Namun, harapan mereka untuk menyampaikan langsung aspirasi kepada Ketua PN Kendari tak terpenuhi. Ketua PN tak kunjung muncul. Pertanyaan pun mengemuka di antara massa, di mana Ketua PN Kendari berada, dan siapa yang bertanggung jawab atas kebijakan penundaan pelaksanaan Konstatering tersebut.
Menanggapi hal itu, Humas PN Kendari, Arya Putra Negara, akhirnya memberikan keterangan kepada para peserta aksi. Ia mencoba menjelaskan situasi internal di lembaganya dan menegaskan bahwa ketidakhadiran Ketua PN disebabkan alasan kesehatan.
“Untuk pak ketua Insya Allah hari Rabu sudah di Kota Kendari, kalau rekan-rekan ingin mendengar langsung dari pak ketua sama arahannya dengan hari ini yang disampaikan oleh Beliau. Saya gariskan bahwa pak ketua hari ini tidak masuk, beliau sakit. Hari Rabu nanti silakan sampaikan kembali kebijakan mengenai Konstatering adalah di bawah pimpinan langsung, saya akan menyampaikan apa yang menjadi keinginan rekan-rekan,” ujar Arya di hadapan massa.
Namun penjelasan itu tak cukup meredam kekecewaan. Di tengah suasana yang mulai memanas, sejumlah perwakilan Kopperson menilai alasan tersebut tidak bisa dijadikan pembenaran atas penundaan kegiatan yang telah dijadwalkan sebelumnya. Apalagi, menurut mereka, sistem di lembaga peradilan seharusnya tidak memungkinkan adanya kekosongan pimpinan.
Kuasa Khusus Kopperson, Fianus Arung, mempertanyakan dasar administratif dan prosedural dari alasan yang disampaikan pihak PN Kendari. Ia menyebut bahwa secara hukum, tanggung jawab pengambilan keputusan tidak hanya berada di tangan ketua.
“Kami menghormati Bapak selaku Humas, tapi kalau sepemahaman saya sebagai orang yang belajar hukum, untuk pengadilan negeri tidak boleh ada kekosongan. Jika Ketua tidak ada, minimal Wakil Ketua harus ada, dan jika wakil ketua tidak ada juga, Pengadilan Tinggi sudah harus melantik PLH di situ,” kata Fianus.
Ia lalu menyinggung soal keputusan sepihak dalam penundaan Konstatering sebelumnya yang, menurutnya, tidak pernah diberitahukan secara resmi kepada pihak pemohon.
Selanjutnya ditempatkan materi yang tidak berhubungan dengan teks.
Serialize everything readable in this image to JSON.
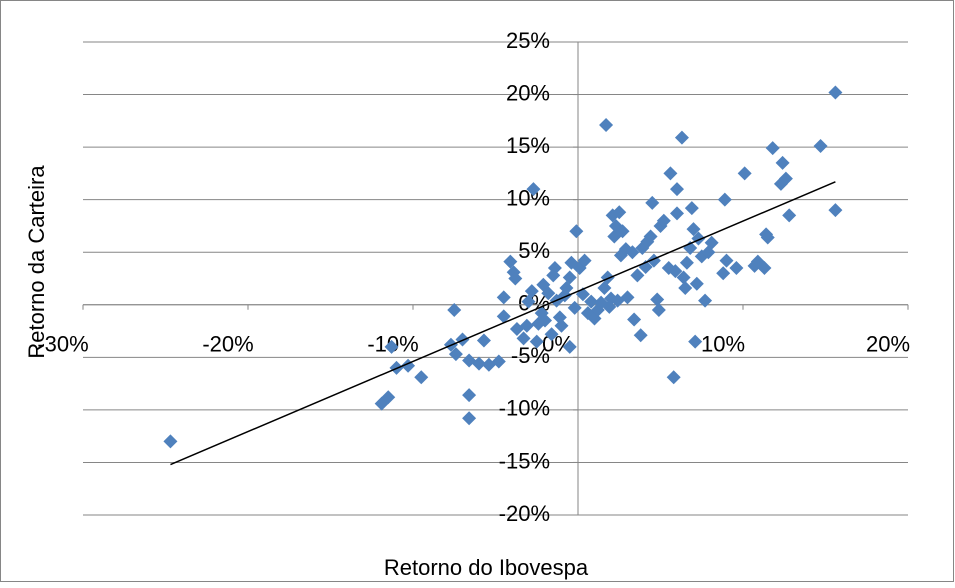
{
  "chart_data": {
    "type": "scatter",
    "x_label": "Retorno do Ibovespa",
    "y_label": "Retorno da Carteira",
    "xlim": [
      -30,
      20
    ],
    "ylim": [
      -20,
      25
    ],
    "xticks": [
      {
        "value": -30,
        "label": "-30%"
      },
      {
        "value": -20,
        "label": "-20%"
      },
      {
        "value": -10,
        "label": "-10%"
      },
      {
        "value": 0,
        "label": "0%"
      },
      {
        "value": 10,
        "label": "10%"
      },
      {
        "value": 20,
        "label": "20%"
      }
    ],
    "yticks": [
      {
        "value": -20,
        "label": "-20%"
      },
      {
        "value": -15,
        "label": "-15%"
      },
      {
        "value": -10,
        "label": "-10%"
      },
      {
        "value": -5,
        "label": "-5%"
      },
      {
        "value": 0,
        "label": "0%"
      },
      {
        "value": 5,
        "label": "5%"
      },
      {
        "value": 10,
        "label": "10%"
      },
      {
        "value": 15,
        "label": "15%"
      },
      {
        "value": 20,
        "label": "20%"
      },
      {
        "value": 25,
        "label": "25%"
      }
    ],
    "grid": true,
    "color": "#4f81bd",
    "x": [
      -24.7,
      -11.9,
      -11.5,
      -11.3,
      -11.0,
      -10.3,
      -9.5,
      -7.7,
      -7.4,
      -7.5,
      -7.0,
      -6.6,
      -6.6,
      -6.6,
      -6.0,
      -5.7,
      -5.4,
      -4.8,
      -4.5,
      -4.5,
      -4.1,
      -3.9,
      -3.8,
      -3.7,
      -3.3,
      -3.1,
      -3.0,
      -2.8,
      -2.7,
      -2.5,
      -2.4,
      -2.2,
      -2.1,
      -2.0,
      -1.8,
      -1.6,
      -1.5,
      -1.4,
      -1.3,
      -1.1,
      -1.0,
      -0.8,
      -0.7,
      -0.5,
      -0.5,
      -0.4,
      -0.2,
      -0.1,
      0.1,
      0.3,
      0.4,
      0.6,
      0.8,
      1.0,
      1.2,
      1.4,
      1.6,
      1.7,
      1.8,
      1.9,
      2.0,
      2.1,
      2.2,
      2.3,
      2.4,
      2.5,
      2.6,
      2.7,
      2.9,
      3.0,
      3.3,
      3.4,
      3.6,
      3.8,
      3.9,
      4.1,
      4.2,
      4.4,
      4.5,
      4.6,
      4.8,
      4.9,
      5.0,
      5.2,
      5.5,
      5.6,
      5.8,
      5.9,
      6.0,
      6.0,
      6.3,
      6.4,
      6.5,
      6.6,
      6.8,
      6.9,
      7.0,
      7.1,
      7.2,
      7.3,
      7.5,
      7.7,
      7.9,
      8.1,
      8.8,
      8.9,
      9.0,
      9.6,
      10.1,
      10.7,
      10.9,
      11.3,
      11.4,
      11.5,
      11.8,
      12.3,
      12.4,
      12.6,
      12.8,
      14.7,
      15.6,
      15.6
    ],
    "y": [
      -13.0,
      -9.4,
      -8.8,
      -4.0,
      -6.0,
      -5.8,
      -6.9,
      -3.8,
      -4.7,
      -0.5,
      -3.3,
      -5.3,
      -8.6,
      -10.8,
      -5.6,
      -3.4,
      -5.7,
      -5.4,
      -1.1,
      0.7,
      4.1,
      3.1,
      2.5,
      -2.3,
      -3.2,
      -2.0,
      0.3,
      1.3,
      11.0,
      -3.5,
      -1.8,
      -0.8,
      1.9,
      -1.5,
      1.1,
      -2.8,
      2.8,
      3.5,
      0.4,
      -1.2,
      -2.0,
      0.9,
      1.6,
      -4.0,
      2.6,
      4.0,
      -0.3,
      7.0,
      3.5,
      1.0,
      4.2,
      -0.8,
      0.3,
      -1.3,
      -0.5,
      0.2,
      1.6,
      17.1,
      2.6,
      -0.2,
      0.6,
      8.5,
      6.5,
      7.5,
      0.4,
      8.8,
      4.7,
      7.0,
      5.3,
      0.7,
      5.0,
      -1.4,
      2.8,
      -2.9,
      5.4,
      3.6,
      6.0,
      6.5,
      9.7,
      4.2,
      0.5,
      -0.5,
      7.5,
      8.0,
      3.5,
      12.5,
      -6.9,
      3.2,
      8.7,
      11.0,
      15.9,
      2.6,
      1.6,
      4.0,
      5.4,
      9.2,
      7.2,
      -3.5,
      2.0,
      6.3,
      4.6,
      0.4,
      5.0,
      5.9,
      3.0,
      10.0,
      4.2,
      3.5,
      12.5,
      3.7,
      4.1,
      3.5,
      6.7,
      6.4,
      14.9,
      11.5,
      13.5,
      12.0,
      8.5,
      15.1,
      20.2,
      9.0
    ],
    "trendline": {
      "x": [
        -24.7,
        15.6
      ],
      "y": [
        -15.2,
        11.7
      ],
      "color": "#000000"
    }
  }
}
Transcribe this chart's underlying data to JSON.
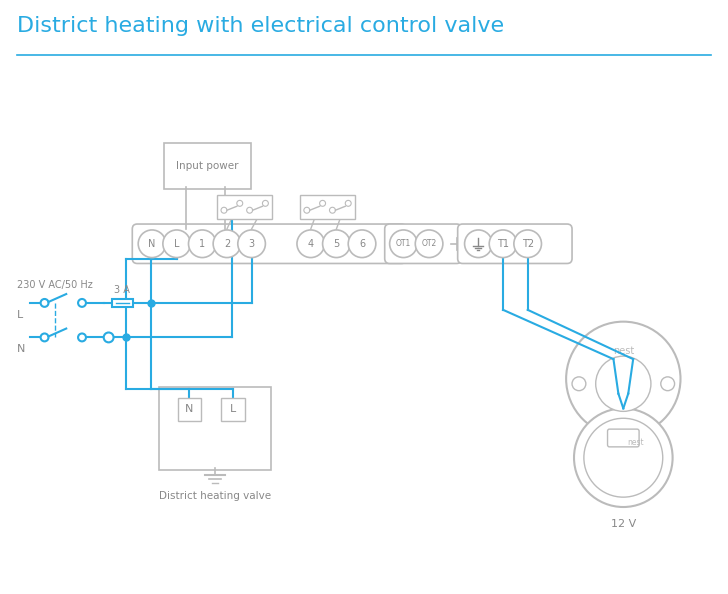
{
  "title": "District heating with electrical control valve",
  "title_color": "#29abe2",
  "title_fontsize": 16,
  "bg_color": "#ffffff",
  "cyan": "#29abe2",
  "lgray": "#bbbbbb",
  "dgray": "#888888",
  "mgray": "#aaaaaa",
  "terminal_labels": [
    "N",
    "L",
    "1",
    "2",
    "3",
    "4",
    "5",
    "6"
  ],
  "ot_labels": [
    "OT1",
    "OT2"
  ],
  "right_labels": [
    "T1",
    "T2"
  ],
  "label_230v": "230 V AC/50 Hz",
  "label_L": "L",
  "label_N": "N",
  "label_3A": "3 A",
  "label_input_power": "Input power",
  "label_district_valve": "District heating valve",
  "label_12v": "12 V",
  "label_nest": "nest"
}
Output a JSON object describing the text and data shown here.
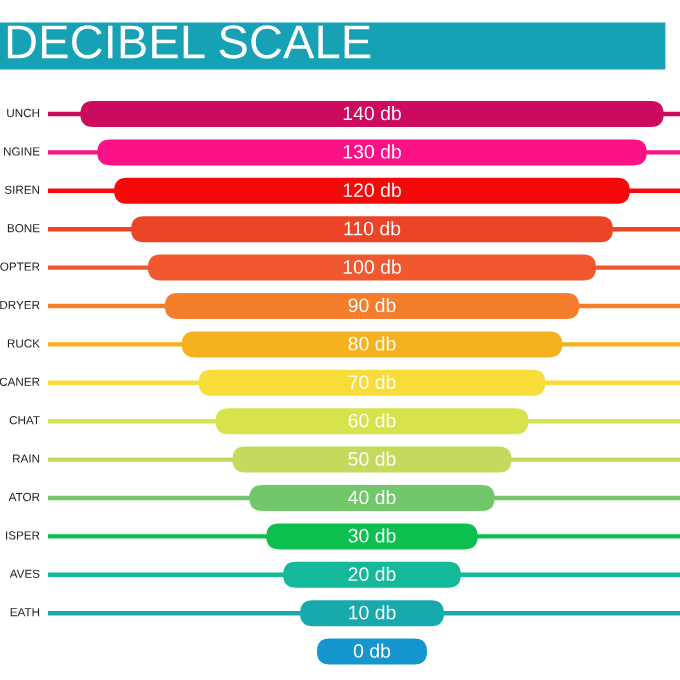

“Waktu tanggal 15 kan ditunda, bagi kami itu sudah sepihak karena tidak ada pemberitahuan sebelumnya. Yang kedua, ketua pengadilan tidak ada, ada yang namanya wakil pak. Kalau wakil tidak ada itu sudah jadi atensinya pengadilan negeri, pasti ada yang namanya PLH,” lanjutnya.
Kekecewaan Fianus semakin jelas ketika ia mempertanyakan keberadaan para pejabat struktural di PN Kendari yang dianggap seolah-olah menghilang bersamaan. Ia menyebut publik berhak tahu mengapa tak satu pun pejabat yang bisa menandatangani dokumen penting terkait pelaksanaan Konstatering.
“Sekarang ketiga-tiganya ke mana? Bagaimana bisa pengadilan negeri seperti di Kendari ini tidak ada satu orang pun yang bisa mewakili untuk tanda tangan saja terkait Konstatering, itu yang kami pertanyakan supaya publik tahu bahwa Pengadilan Negeri Kendari ini tidak punya ketua, tidak ada wakilnya, tidak ada juga PLH-nya,” Bebernya.
Menurutnya, jadwal baru yang diajukan ke pihak PN Kendari pada 20 Oktober 2025 seharusnya tidak lagi mengalami penundaan. Fianus menilai bahwa alasan administratif dan kegiatan nasional yang dijadikan dasar sebelumnya sudah tidak relevan karena agenda tersebut telah berakhir.
“Jadi kami harap di tanggal 20 itu direalisasikan, karena alasannya di surat itu jelas bahwa sampai kegiatan STQH selesai, sementara STQH ini sudah akan selesai di tanggal 19 berarti tanggal 20 sudah bisa dilaksanakan lagi,” katanya.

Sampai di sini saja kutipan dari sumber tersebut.